U.S. immigration system
needs to be repaired
Four years ago, my husband and two friends traveled to Cuba, where they met a very intelligent, entrepreneurial young man who was their Airbnb connection/tour guide. He was 35 and a college-educated engineer. We sponsored him and he legally (and very gratefully) came to the U.S. Alejandro now has a green card, learned to drive, pays taxes, and has his own car and apartment. He is a manager of more than 130 people, and uses both his engineering and bilingual skills to excel at work. His girlfriend, also Cuban, applied to the University of Virginia to complete her doctorate in forensic engineering (assessing bridges and other infrastructure, a much needed profession). She was accepted by UVA in July 2019, and was given housing and a UVA email address. But she cannot come here.

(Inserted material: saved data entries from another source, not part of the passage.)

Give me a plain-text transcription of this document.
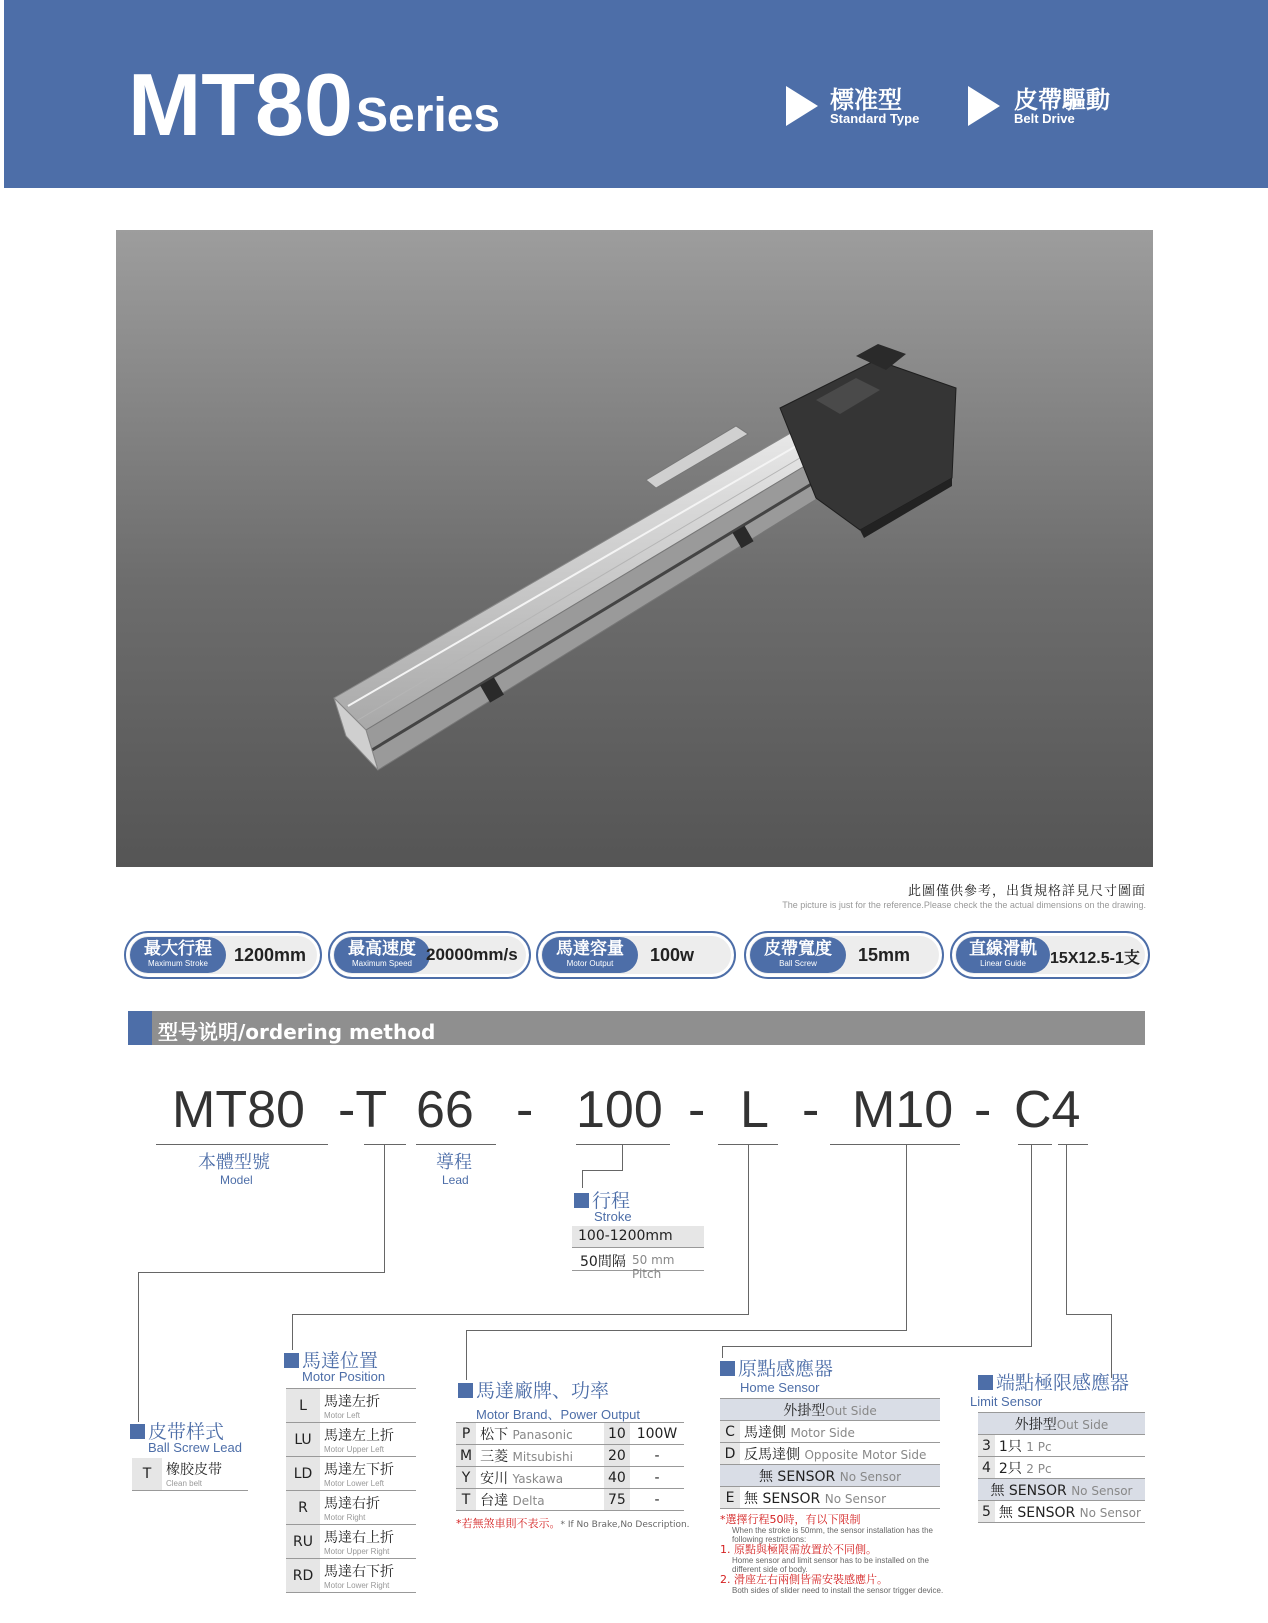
MT80 Series	標准型
Standard Type
皮帶驅動
Belt Drive
此圖僅供參考，出貨規格詳見尺寸圖面
The picture is just for the reference.Please check the the actual dimensions on the drawing.
最大行程
Maximum Stroke	1200mm	最高速度
Maximum Speed 20000mm/s	馬達容量
Motor Output	100w	皮帶寬度
Ball Screw	15mm	直線滑軌
Linear Guide	15X12.5-1支
型号说明/ordering method
MT80 -T 66 - 100 - L - M10 - C4
本體型號
Model
導程
Lead
行程
Stroke
100-1200mm
50間隔 50 mm Pitch
皮带样式
Ball Screw Lead
T	橡胶皮带
Clean belt
馬達位置
Motor Position
L	馬達左折
Motor Left

LU	馬達左上折
Motor Upper Left

LD	馬達左下折
Motor Lower Left

R	馬達右折
Motor Right

RU	馬達右上折
Motor Upper Right

RD	馬達右下折
Motor Lower Right
馬達廠牌、功率
Motor Brand、Power Output
P	松下 Panasonic	10	100W
M	三菱 Mitsubishi	20	-
Y	安川 Yaskawa	40	-
T	台達 Delta	75	-
*若無煞車則不表示。* If No Brake,No Description.
原點感應器
Home Sensor
外掛型Out Side	
C	馬達側 Motor Side
D	反馬達側 Opposite Motor Side
無 SENSOR No Sensor	
E	無 SENSOR No Sensor
*選擇行程50時，有以下限制
When the stroke is 50mm, the sensor installation has the following restrictions:
1. 原點與極限需放置於不同側。
Home sensor and limit sensor has to be installed on the different side of body.
2. 滑座左右兩側皆需安裝感應片。
Both sides of slider need to install the sensor trigger device.
端點極限感應器
Limit Sensor
外掛型Out Side	
3	1只 1 Pc
4	2只 2 Pc
無 SENSOR No Sensor	
5	無 SENSOR No Sensor
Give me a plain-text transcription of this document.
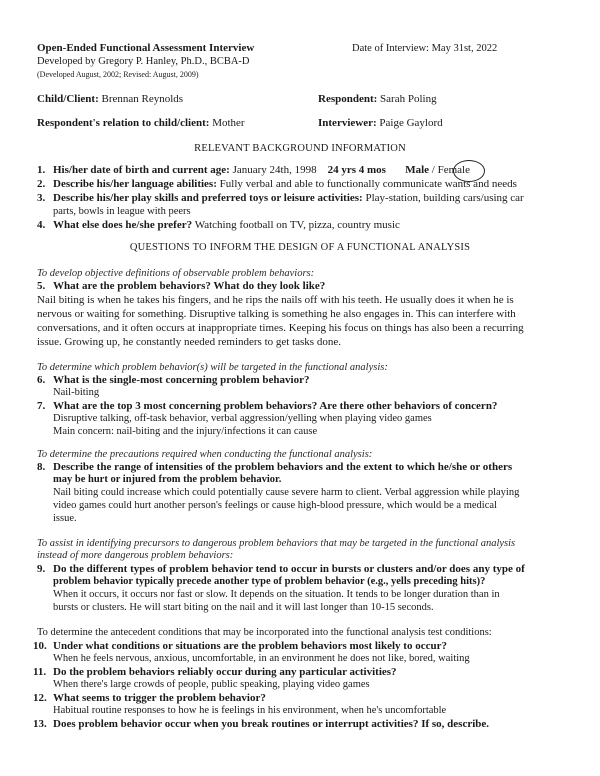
Open-Ended Functional Assessment Interview
Developed by Gregory P. Hanley, Ph.D., BCBA-D
(Developed August, 2002; Revised: August, 2009)
Date of Interview: May 31st, 2022
Child/Client: Brennan Reynolds	Respondent: Sarah Poling
Respondent's relation to child/client: Mother	Interviewer: Paige Gaylord
RELEVANT BACKGROUND INFORMATION
1. His/her date of birth and current age: January 24th, 1998 24 yrs 4 mos Male / Female
2. Describe his/her language abilities: Fully verbal and able to functionally communicate wants and needs
3. Describe his/her play skills and preferred toys or leisure activities: Play-station, building cars/using car
parts, bowls in league with peers
4. What else does he/she prefer? Watching football on TV, pizza, country music
QUESTIONS TO INFORM THE DESIGN OF A FUNCTIONAL ANALYSIS
To develop objective definitions of observable problem behaviors:
5. What are the problem behaviors? What do they look like?
Nail biting is when he takes his fingers, and he rips the nails off with his teeth. He usually does it when he is
nervous or waiting for something. Disruptive talking is something he also engages in. This can interfere with
conversations, and it often occurs at inappropriate times. Keeping his focus on things has also been a recurring
issue. Growing up, he constantly needed reminders to get tasks done.
To determine which problem behavior(s) will be targeted in the functional analysis:
6. What is the single-most concerning problem behavior?
Nail-biting
7. What are the top 3 most concerning problem behaviors? Are there other behaviors of concern?
Disruptive talking, off-task behavior, verbal aggression/yelling when playing video games
Main concern: nail-biting and the injury/infections it can cause
To determine the precautions required when conducting the functional analysis:
8. Describe the range of intensities of the problem behaviors and the extent to which he/she or others
may be hurt or injured from the problem behavior.
Nail biting could increase which could potentially cause severe harm to client. Verbal aggression while playing
video games could hurt another person's feelings or cause high-blood pressure, which would be a medical
issue.
To assist in identifying precursors to dangerous problem behaviors that may be targeted in the functional analysis
instead of more dangerous problem behaviors:
9. Do the different types of problem behavior tend to occur in bursts or clusters and/or does any type of
problem behavior typically precede another type of problem behavior (e.g., yells preceding hits)?
When it occurs, it occurs nor fast or slow. It depends on the situation. It tends to be longer duration than in
bursts or clusters. He will start biting on the nail and it will last longer than 10-15 seconds.
To determine the antecedent conditions that may be incorporated into the functional analysis test conditions:
10. Under what conditions or situations are the problem behaviors most likely to occur?
When he feels nervous, anxious, uncomfortable, in an environment he does not like, bored, waiting
11. Do the problem behaviors reliably occur during any particular activities?
When there's large crowds of people, public speaking, playing video games
12. What seems to trigger the problem behavior?
Habitual routine responses to how he is feelings in his environment, when he's uncomfortable
13. Does problem behavior occur when you break routines or interrupt activities? If so, describe.
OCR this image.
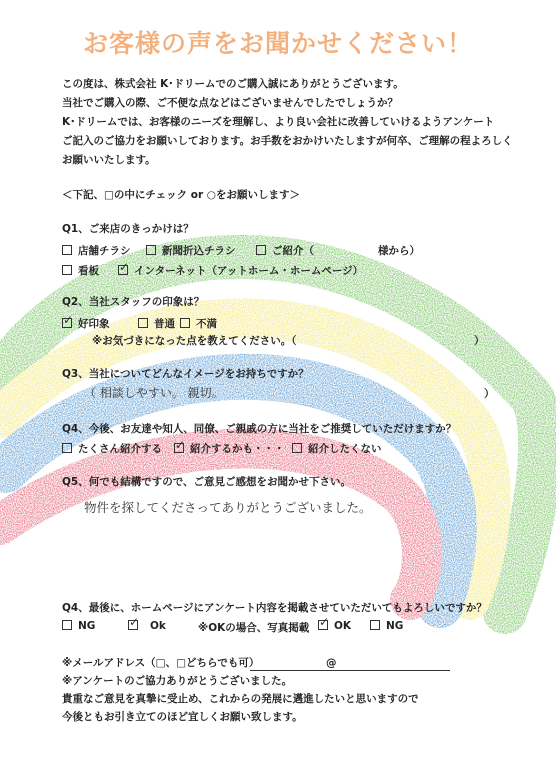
お客様の声をお聞かせください！
この度は、株式会社 K･ドリームでのご購入誠にありがとうございます。
当社でご購入の際、ご不便な点などはございませんでしたでしょうか？
K･ドリームでは、お客様のニーズを理解し、より良い会社に改善していけるようアンケート
ご記入のご協力をお願いしております。お手数をおかけいたしますが何卒、ご理解の程よろしく
お願いいたします。
＜下記、□の中にチェック or ○をお願いします＞
Q1、ご来店のきっかけは？
店舗チラシ	新聞折込チラシ	ご紹介（	様から）
看板 ✓	インターネット（アットホーム・ホームページ）
Q2、当社スタッフの印象は？
✓好印象	普通	不満
※お気づきになった点を教えてください。（	）
Q3、当社についてどんなイメージをお持ちですか？
（ 相談しやすい。 親切。	）
Q4、今後、お友達や知人、同僚、ご親戚の方に当社をご推奨していただけますか？
たくさん紹介する ✓	紹介するかも・・・	紹介したくない
Q5、何でも結構ですので、ご意見ご感想をお聞かせ下さい。
物件を探してくださってありがとうございました。
Q4、最後に、ホームページにアンケート内容を掲載させていただいてもよろしいですか？
NG ✓	Ok	※OKの場合、写真掲載 ✓	OK	NG
※メールアドレス（□、□どちらでも可）	@
※アンケートのご協力ありがとうございました。
貴重なご意見を真摯に受止め、これからの発展に邁進したいと思いますので
今後ともお引き立てのほど宜しくお願い致します。
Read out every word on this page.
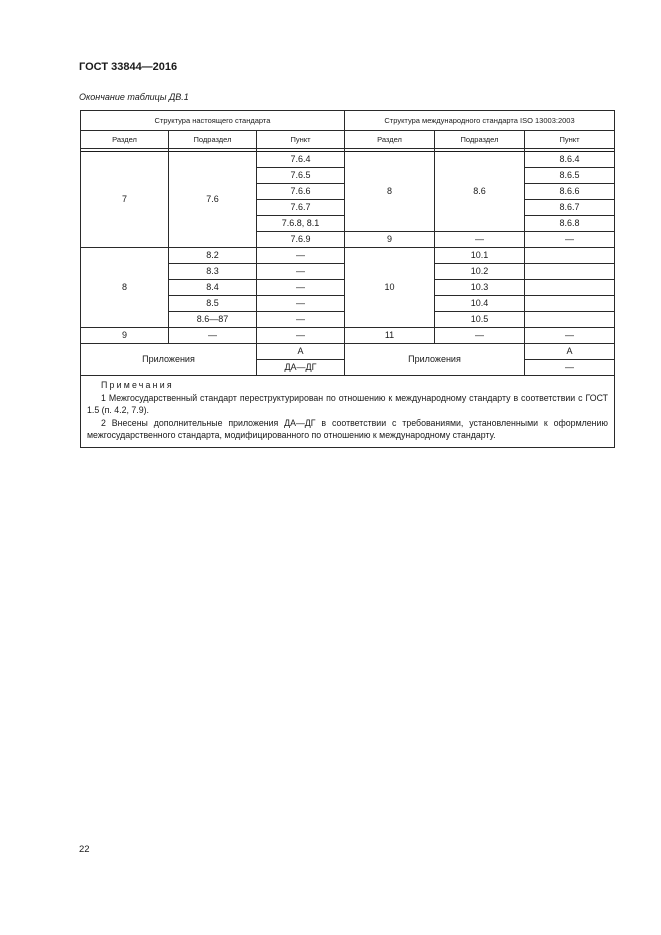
ГОСТ 33844—2016
Окончание таблицы ДВ.1
Структура настоящего стандарта			Структура международного стандарта ISO 13003:2003		
Раздел	Подраздел	Пункт	Раздел	Подраздел	Пункт

7	7.6	7.6.4	8	8.6	8.6.4
		7.6.5			8.6.5
		7.6.6			8.6.6
		7.6.7			8.6.7
		7.6.8, 8.1			8.6.8
		7.6.9	9	—	—
8	8.2	—	10	10.1	
	8.3	—		10.2	
	8.4	—		10.3	
	8.5	—		10.4	
	8.6—87	—		10.5	
9	—	—	11	—	—
Приложения		А	Приложения		А
		ДА—ДГ			—

Примечания
1 Межгосударственный стандарт переструктурирован по отношению к международному стандарту в соответствии с ГОСТ 1.5 (п. 4.2, 7.9).
2 Внесены дополнительные приложения ДА—ДГ в соответствии с требованиями, установленными к оформлению межгосударственного стандарта, модифицированного по отношению к международному стандарту.					
22
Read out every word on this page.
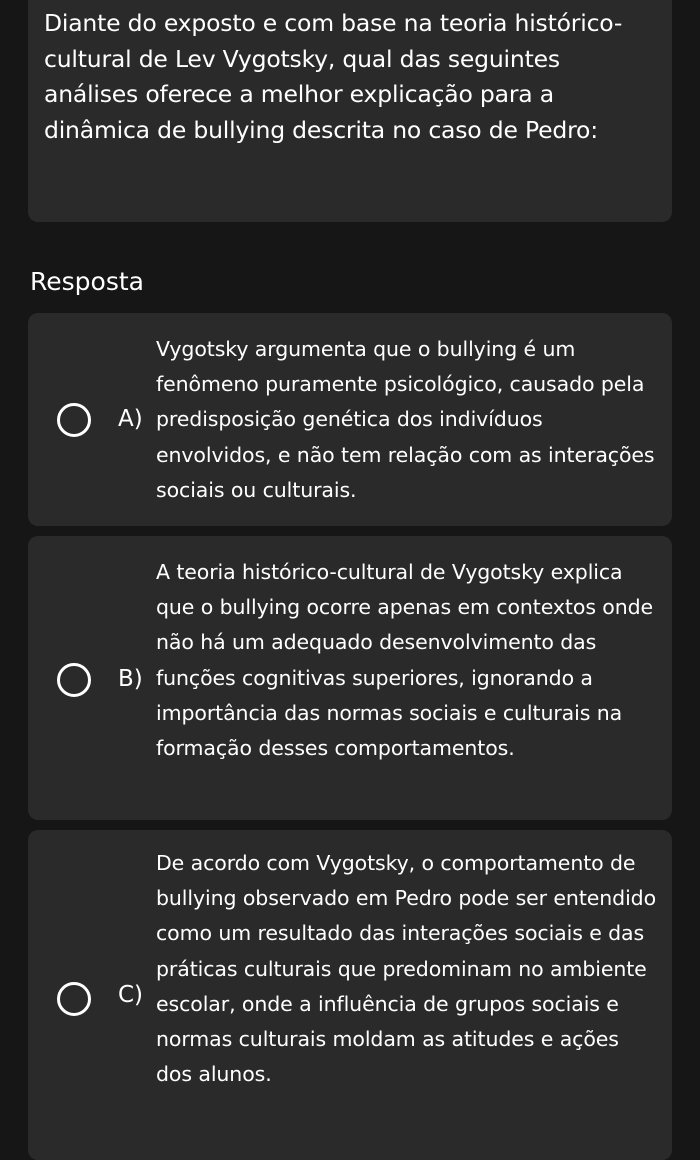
Diante do exposto e com base na teoria histórico-cultural de Lev Vygotsky, qual das seguintes análises oferece a melhor explicação para a dinâmica de bullying descrita no caso de Pedro:
Resposta
A)
Vygotsky argumenta que o bullying é um fenômeno puramente psicológico, causado pela predisposição genética dos indivíduos envolvidos, e não tem relação com as interações sociais ou culturais.
B)
A teoria histórico-cultural de Vygotsky explica que o bullying ocorre apenas em contextos onde não há um adequado desenvolvimento das funções cognitivas superiores, ignorando a importância das normas sociais e culturais na formação desses comportamentos.
C)
De acordo com Vygotsky, o comportamento de bullying observado em Pedro pode ser entendido como um resultado das interações sociais e das práticas culturais que predominam no ambiente escolar, onde a influência de grupos sociais e normas culturais moldam as atitudes e ações dos alunos.
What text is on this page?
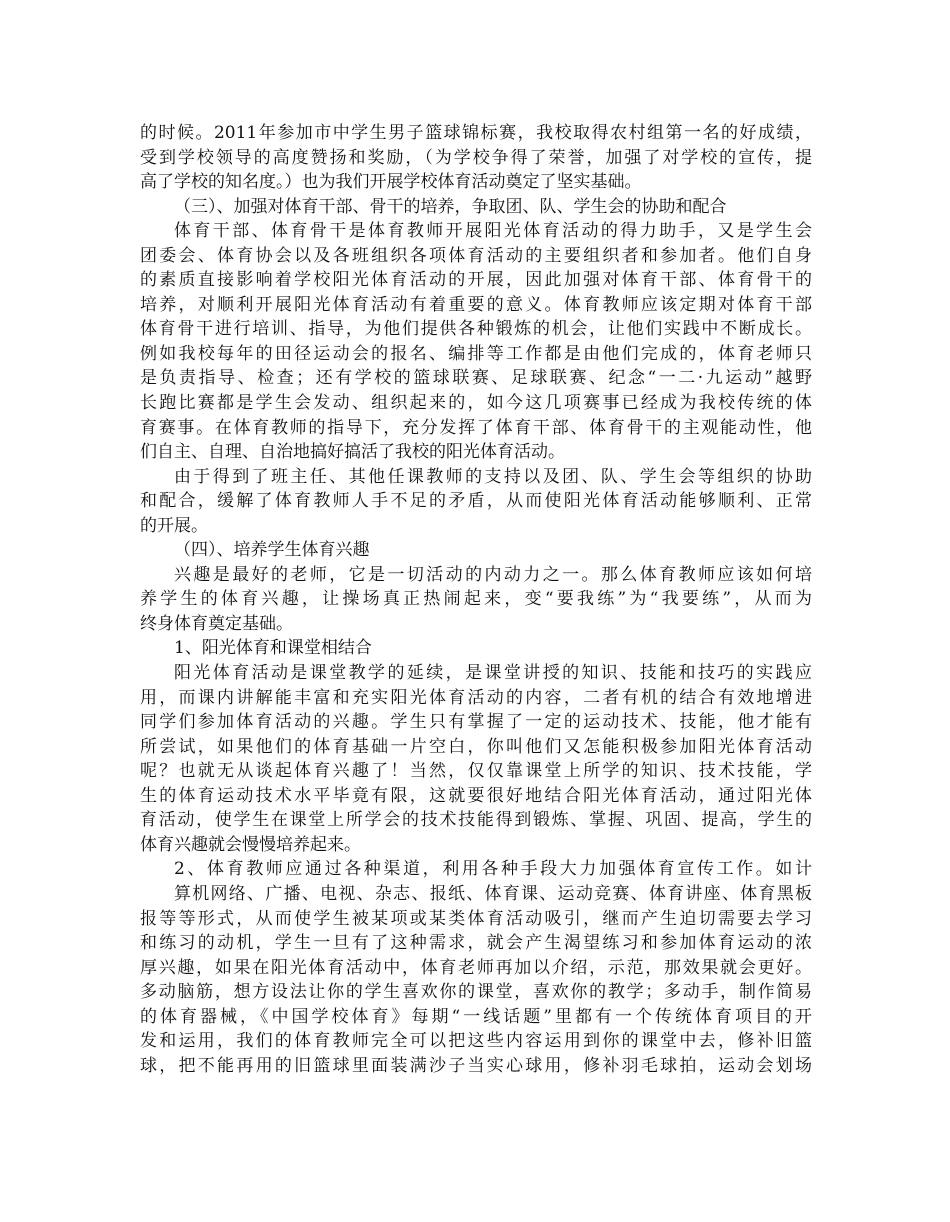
的时候。2011年参加市中学生男子篮球锦标赛，我校取得农村组第一名的好成绩，
受到学校领导的高度赞扬和奖励，（为学校争得了荣誉，加强了对学校的宣传，提
高了学校的知名度。）也为我们开展学校体育活动奠定了坚实基础。
（三）、加强对体育干部、骨干的培养，争取团、队、学生会的协助和配合
体育干部、体育骨干是体育教师开展阳光体育活动的得力助手，又是学生会
团委会、体育协会以及各班组织各项体育活动的主要组织者和参加者。他们自身
的素质直接影响着学校阳光体育活动的开展，因此加强对体育干部、体育骨干的
培养，对顺利开展阳光体育活动有着重要的意义。体育教师应该定期对体育干部
体育骨干进行培训、指导，为他们提供各种锻炼的机会，让他们实践中不断成长。
例如我校每年的田径运动会的报名、编排等工作都是由他们完成的，体育老师只
是负责指导、检查；还有学校的篮球联赛、足球联赛、纪念“一二·九运动”越野
长跑比赛都是学生会发动、组织起来的，如今这几项赛事已经成为我校传统的体
育赛事。在体育教师的指导下，充分发挥了体育干部、体育骨干的主观能动性，他
们自主、自理、自治地搞好搞活了我校的阳光体育活动。
由于得到了班主任、其他任课教师的支持以及团、队、学生会等组织的协助
和配合，缓解了体育教师人手不足的矛盾，从而使阳光体育活动能够顺利、正常
的开展。
（四）、培养学生体育兴趣
兴趣是最好的老师，它是一切活动的内动力之一。那么体育教师应该如何培
养学生的体育兴趣，让操场真正热闹起来，变“要我练”为“我要练”，从而为
终身体育奠定基础。
1、阳光体育和课堂相结合
阳光体育活动是课堂教学的延续，是课堂讲授的知识、技能和技巧的实践应
用，而课内讲解能丰富和充实阳光体育活动的内容，二者有机的结合有效地增进
同学们参加体育活动的兴趣。学生只有掌握了一定的运动技术、技能，他才能有
所尝试，如果他们的体育基础一片空白，你叫他们又怎能积极参加阳光体育活动
呢？也就无从谈起体育兴趣了！当然，仅仅靠课堂上所学的知识、技术技能，学
生的体育运动技术水平毕竟有限，这就要很好地结合阳光体育活动，通过阳光体
育活动，使学生在课堂上所学会的技术技能得到锻炼、掌握、巩固、提高，学生的
体育兴趣就会慢慢培养起来。
2、体育教师应通过各种渠道，利用各种手段大力加强体育宣传工作。如计
算机网络、广播、电视、杂志、报纸、体育课、运动竞赛、体育讲座、体育黑板
报等等形式，从而使学生被某项或某类体育活动吸引，继而产生迫切需要去学习
和练习的动机，学生一旦有了这种需求，就会产生渴望练习和参加体育运动的浓
厚兴趣，如果在阳光体育活动中，体育老师再加以介绍，示范，那效果就会更好。
多动脑筋，想方设法让你的学生喜欢你的课堂，喜欢你的教学；多动手，制作简易
的体育器械，《中国学校体育》每期“一线话题”里都有一个传统体育项目的开
发和运用，我们的体育教师完全可以把这些内容运用到你的课堂中去，修补旧篮
球，把不能再用的旧篮球里面装满沙子当实心球用，修补羽毛球拍，运动会划场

Her visa, now almost two years old, never has come through, despite pleas to U.S. Sen. Tim Kaine, D-Va., and others to advocate for her. She now has her Ph.D. and cannot even get a tourist visa to come for a visit, because her student visa still is "an open file." Yet, people right now are pouring over our southern border by the thousands who have no job and uncertain futures. This young woman and man are exactly the young, professional, taxpaying immigrants whom we want. The embarrassing delay in processing her visa has stalled their lives and their future together. The system is broken.